I don't think so. What's happening is that you are all criticizing the method by attacking the flawed example. If you are not attacking the valid example... the one you call "fixed"... then you're acknowledging that the method works perfectly fine.
I don't think the method works perfectly fine...even your valid example permits a much narrower range of DM responses than takes place in these games. Look at Pemerton's runes--an actual play example, valid gameplay, fun for many people. But for me it breaks the illusion and so I won't enjoy it.
Right, this is why people have pointed out it is a different skill set.
If folks were saying "I don't like fail forward because it forces me as a GM to be creative in a more immediate manner" then I would say that you have a point.
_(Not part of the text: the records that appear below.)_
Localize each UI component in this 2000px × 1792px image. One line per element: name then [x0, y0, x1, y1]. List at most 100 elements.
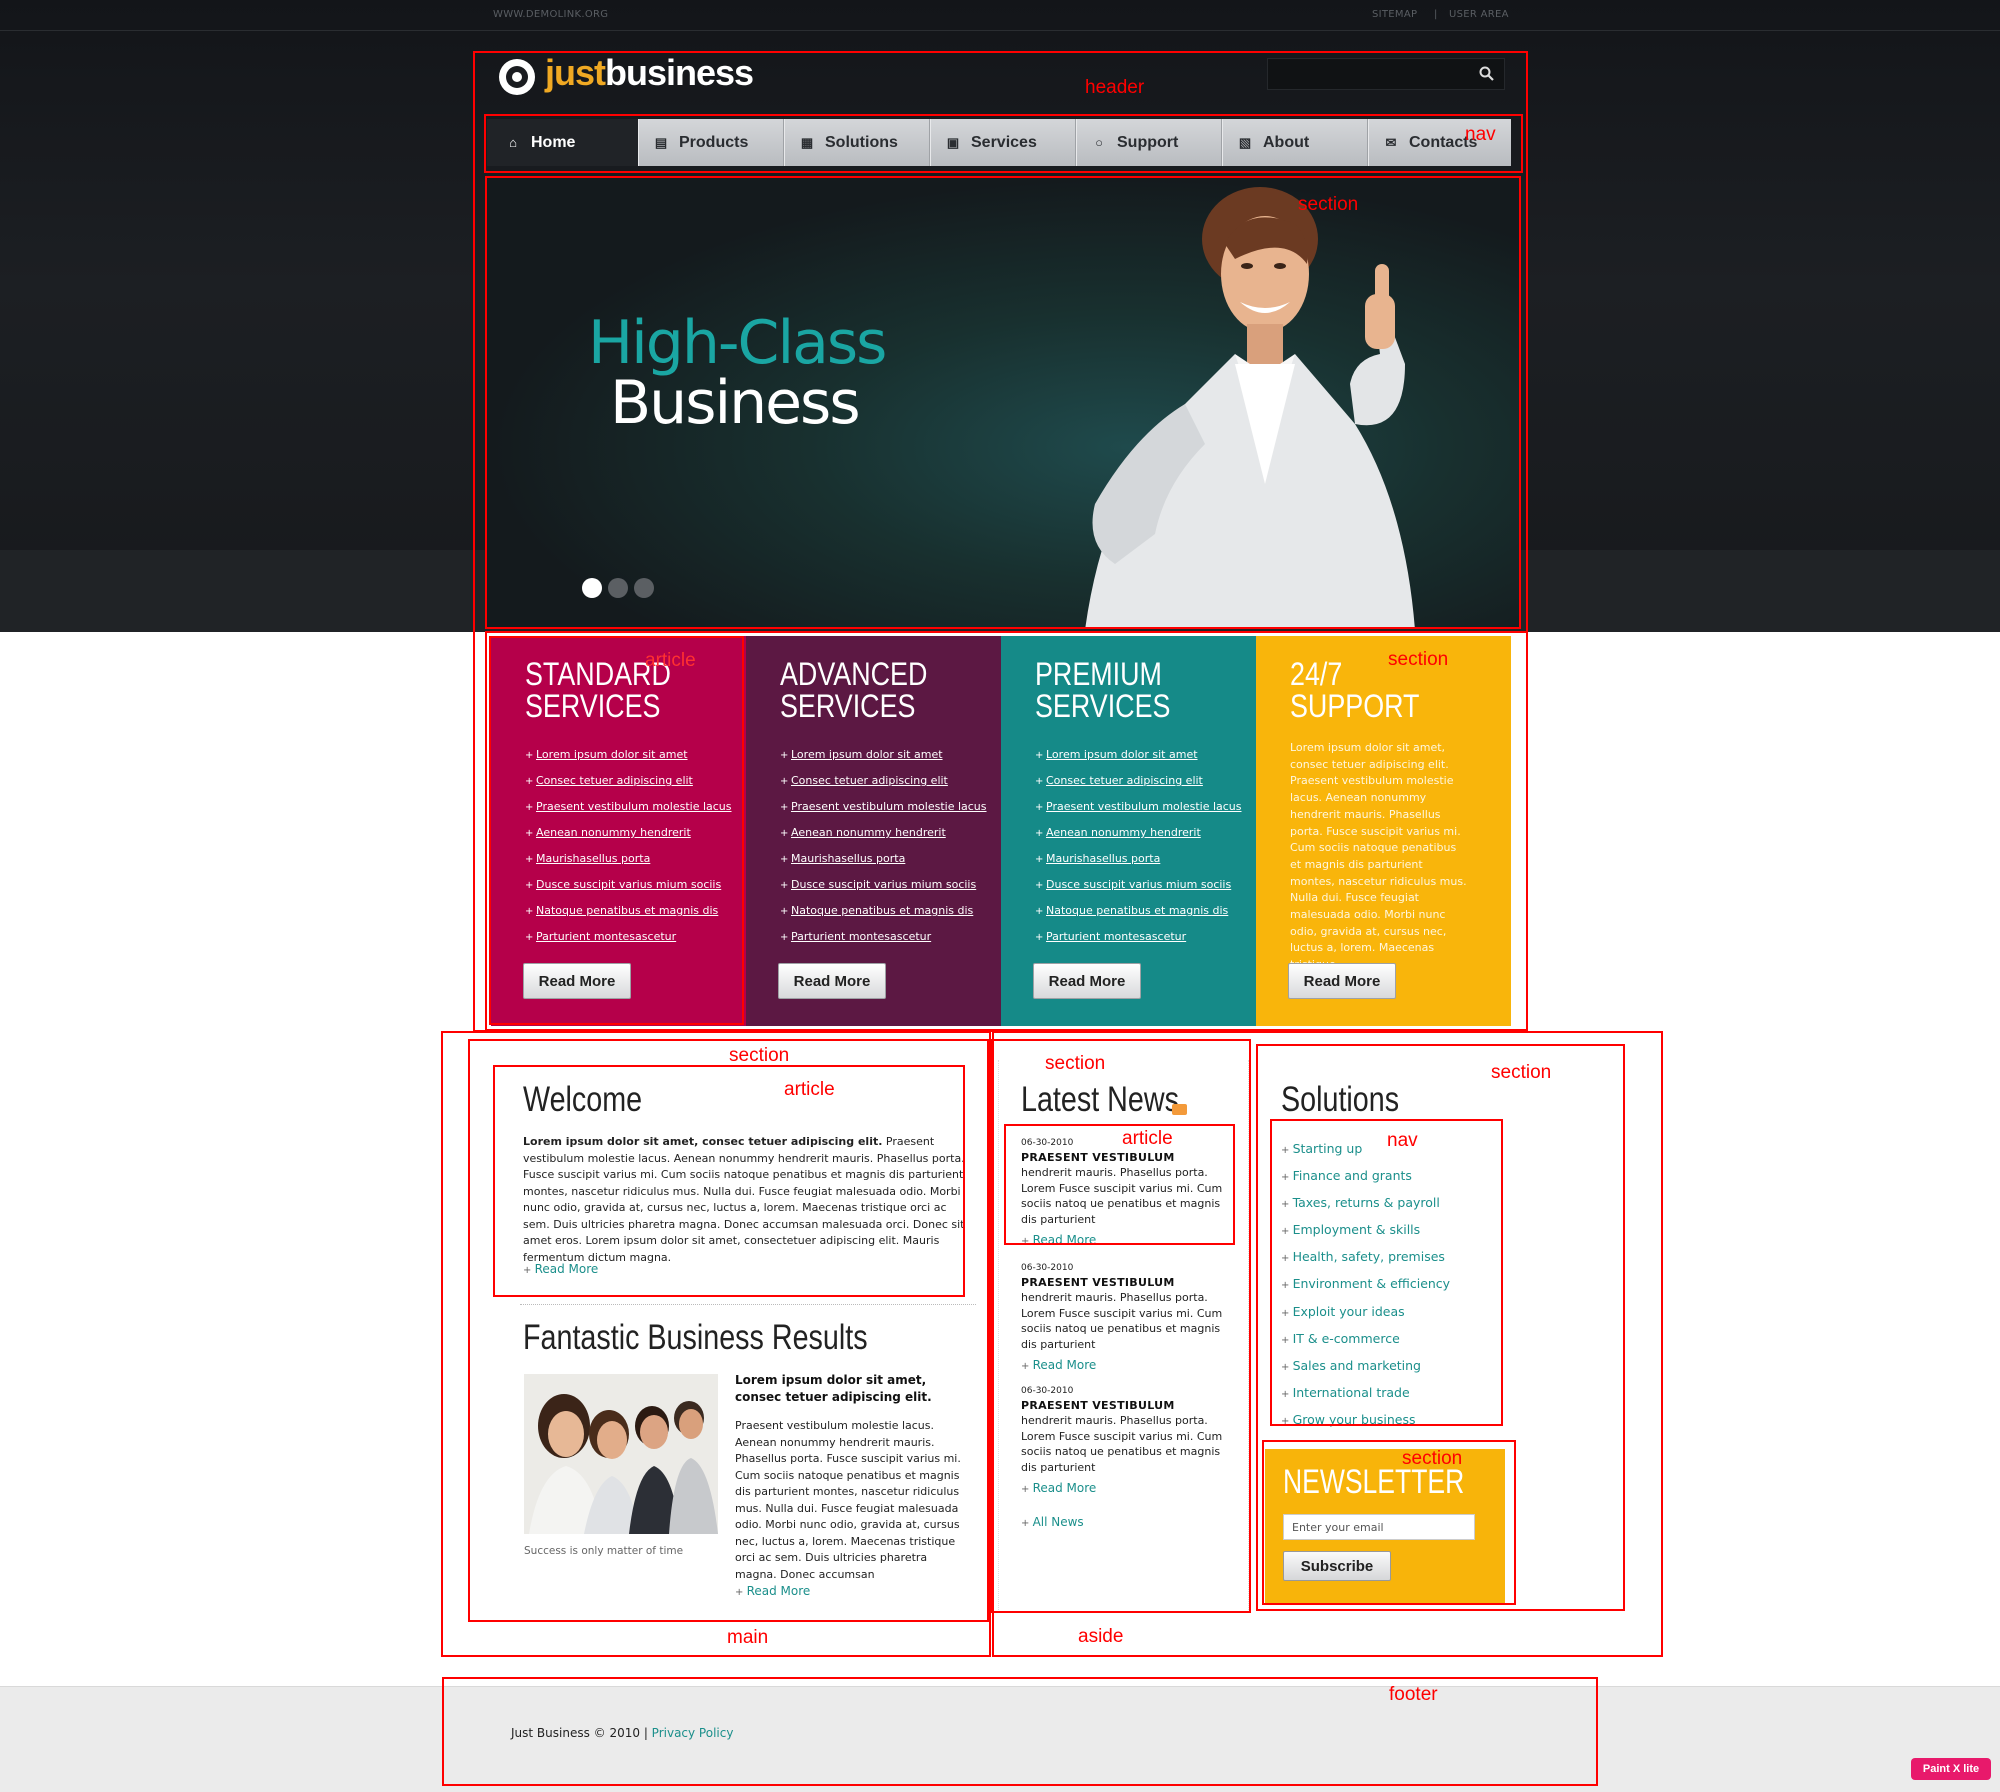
nav-item-support[interactable]: ○ Support: [1076, 119, 1222, 166]
box-title-line2: SERVICES: [1035, 688, 1171, 724]
list-item[interactable]: Parturient montesascetur: [1035, 924, 1256, 950]
solutions-link[interactable]: Taxes, returns & payroll: [1281, 1190, 1450, 1217]
slider-dot-1[interactable]: [582, 578, 602, 598]
list-item[interactable]: Parturient montesascetur: [780, 924, 1001, 950]
box-title-line1: 24/7: [1290, 656, 1343, 692]
news-read-more-link[interactable]: Read More: [1021, 1358, 1236, 1372]
list-item[interactable]: Praesent vestibulum molestie lacus: [780, 794, 1001, 820]
solutions-link[interactable]: Exploit your ideas: [1281, 1299, 1450, 1326]
box-title: PREMIUM SERVICES: [1035, 658, 1221, 722]
demolink-text[interactable]: WWW.DEMOLINK.ORG: [493, 9, 608, 20]
news-item: 06-30-2010 PRAESENT VESTIBULUM hendrerit…: [1021, 1263, 1236, 1372]
list-item[interactable]: Lorem ipsum dolor sit amet: [525, 742, 746, 768]
news-read-more-link[interactable]: Read More: [1021, 1233, 1236, 1247]
newsletter-box: NEWSLETTER Enter your email Subscribe: [1265, 1449, 1505, 1605]
read-more-button[interactable]: Read More: [778, 963, 886, 999]
solutions-link[interactable]: Grow your business: [1281, 1407, 1450, 1434]
solutions-link[interactable]: Environment & efficiency: [1281, 1271, 1451, 1298]
annotation-section-label: section: [1491, 1062, 1552, 1083]
solutions-link[interactable]: International trade: [1281, 1380, 1450, 1407]
nav-item-solutions[interactable]: ▦ Solutions: [784, 119, 930, 166]
annotation-section-label: section: [1298, 194, 1359, 215]
advanced-services-box: ADVANCEDSERVICES Lorem ipsum dolor sit a…: [746, 636, 1001, 1026]
solutions-link[interactable]: Starting up: [1281, 1136, 1450, 1163]
list-item[interactable]: Dusce suscipit varius mium sociis: [525, 872, 746, 898]
standard-services-box: STANDARDSERVICES Lorem ipsum dolor sit a…: [491, 636, 746, 1026]
box-title: ADVANCED SERVICES: [780, 658, 966, 722]
news-item: 06-30-2010 PRAESENT VESTIBULUM hendrerit…: [1021, 1138, 1236, 1247]
topbar-divider: [0, 30, 2000, 31]
welcome-read-more-link[interactable]: Read More: [523, 1262, 599, 1276]
welcome-text: Lorem ipsum dolor sit amet, consec tetue…: [523, 1134, 968, 1266]
list-item[interactable]: Praesent vestibulum molestie lacus: [1035, 794, 1256, 820]
annotation-article-label: article: [1122, 1128, 1173, 1149]
topbar-separator: |: [1434, 9, 1438, 20]
nav-support-label: Support: [1117, 133, 1179, 151]
footer-text: Just Business © 2010 | Privacy Policy: [511, 1726, 733, 1740]
box-title-line2: SUPPORT: [1290, 688, 1420, 724]
clipboard-icon: ▦: [800, 134, 814, 150]
list-item[interactable]: Consec tetuer adipiscing elit: [1035, 768, 1256, 794]
services-icon: ▣: [946, 134, 960, 150]
list-item[interactable]: Natoque penatibus et magnis dis: [1035, 898, 1256, 924]
solutions-link[interactable]: Finance and grants: [1281, 1163, 1450, 1190]
list-item[interactable]: Aenean nonummy hendrerit: [525, 820, 746, 846]
nav-home-label: Home: [531, 133, 576, 151]
nav-item-products[interactable]: ▤ Products: [638, 119, 784, 166]
footer-copyright: Just Business © 2010 |: [511, 1726, 652, 1740]
slider-dot-3[interactable]: [634, 578, 654, 598]
list-item[interactable]: Maurishasellus porta: [780, 846, 1001, 872]
nav-item-home[interactable]: ⌂ Home: [487, 119, 638, 166]
list-item[interactable]: Aenean nonummy hendrerit: [1035, 820, 1256, 846]
nav-item-about[interactable]: ▧ About: [1222, 119, 1368, 166]
list-item[interactable]: Consec tetuer adipiscing elit: [780, 768, 1001, 794]
news-read-more-link[interactable]: Read More: [1021, 1481, 1236, 1495]
main-nav: ⌂ Home ▤ Products ▦ Solutions ▣ Services ○ Su…: [487, 119, 1511, 166]
list-item[interactable]: Praesent vestibulum molestie lacus: [525, 794, 746, 820]
list-item[interactable]: Lorem ipsum dolor sit amet: [780, 742, 1001, 768]
newsletter-email-input[interactable]: Enter your email: [1283, 1514, 1475, 1540]
results-read-more-link[interactable]: Read More: [735, 1584, 811, 1598]
box-title-line1: ADVANCED: [780, 656, 928, 692]
results-text: Praesent vestibulum molestie lacus. Aene…: [735, 1419, 961, 1581]
all-news-link[interactable]: All News: [1021, 1515, 1084, 1529]
content-divider: [520, 1304, 976, 1305]
box-link-list: Lorem ipsum dolor sit amet Consec tetuer…: [780, 742, 1001, 950]
rss-icon[interactable]: [1172, 1104, 1187, 1115]
solutions-link[interactable]: IT & e-commerce: [1281, 1326, 1450, 1353]
list-item[interactable]: Parturient montesascetur: [525, 924, 746, 950]
box-title-line2: SERVICES: [525, 688, 661, 724]
solutions-link[interactable]: Health, safety, premises: [1281, 1244, 1450, 1271]
read-more-button[interactable]: Read More: [523, 963, 631, 999]
support-description: Lorem ipsum dolor sit amet, consec tetue…: [1290, 741, 1467, 971]
news-column-divider: [998, 1060, 999, 1610]
list-item[interactable]: Aenean nonummy hendrerit: [780, 820, 1001, 846]
logo[interactable]: justbusiness: [545, 52, 754, 94]
footer: Just Business © 2010 | Privacy Policy: [0, 1686, 2000, 1792]
list-item[interactable]: Dusce suscipit varius mium sociis: [1035, 872, 1256, 898]
solutions-link[interactable]: Sales and marketing: [1281, 1353, 1450, 1380]
list-item[interactable]: Natoque penatibus et magnis dis: [780, 898, 1001, 924]
search-icon[interactable]: [1478, 65, 1496, 83]
annotation-section-label: section: [1388, 649, 1449, 670]
search-input[interactable]: [1268, 59, 1474, 87]
nav-item-services[interactable]: ▣ Services: [930, 119, 1076, 166]
list-item[interactable]: Natoque penatibus et magnis dis: [525, 898, 746, 924]
list-item[interactable]: Maurishasellus porta: [525, 846, 746, 872]
mail-icon: ✉: [1385, 134, 1397, 150]
subscribe-button[interactable]: Subscribe: [1283, 1551, 1391, 1581]
solutions-title: Solutions: [1281, 1080, 1400, 1119]
list-item[interactable]: Dusce suscipit varius mium sociis: [780, 872, 1001, 898]
read-more-button[interactable]: Read More: [1288, 963, 1396, 999]
read-more-button[interactable]: Read More: [1033, 963, 1141, 999]
user-area-link[interactable]: USER AREA: [1449, 9, 1509, 20]
news-text: hendrerit mauris. Phasellus porta. Lorem…: [1021, 1291, 1223, 1351]
newsletter-email-placeholder: Enter your email: [1292, 1520, 1384, 1534]
sitemap-link[interactable]: SITEMAP: [1372, 9, 1417, 20]
list-item[interactable]: Maurishasellus porta: [1035, 846, 1256, 872]
slider-dot-2[interactable]: [608, 578, 628, 598]
list-item[interactable]: Lorem ipsum dolor sit amet: [1035, 742, 1256, 768]
solutions-link[interactable]: Employment & skills: [1281, 1217, 1450, 1244]
list-item[interactable]: Consec tetuer adipiscing elit: [525, 768, 746, 794]
privacy-policy-link[interactable]: Privacy Policy: [652, 1726, 734, 1740]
But I don't think people want to frame it that way because it's an admission of some kind of shortcoming as a GM... so it's far easier to criticize the method about how it can result in absurd outcomes.
I think this is a really tempting thought for people on your side, and I've heard it a few times..."I guess these folks just aren't experienced/creative/skilled enough to pull it off".
You can't test that without sitting at my table, I suppose. But I've run BitD campaigns that people loved, I've run Havoc Brigade and Lady Blackbird, I've implemented narrative mechanics in my 5e games. I've run whole sessions based on improv, and they've come off quite well, at least to my players. So in my view there is something more here.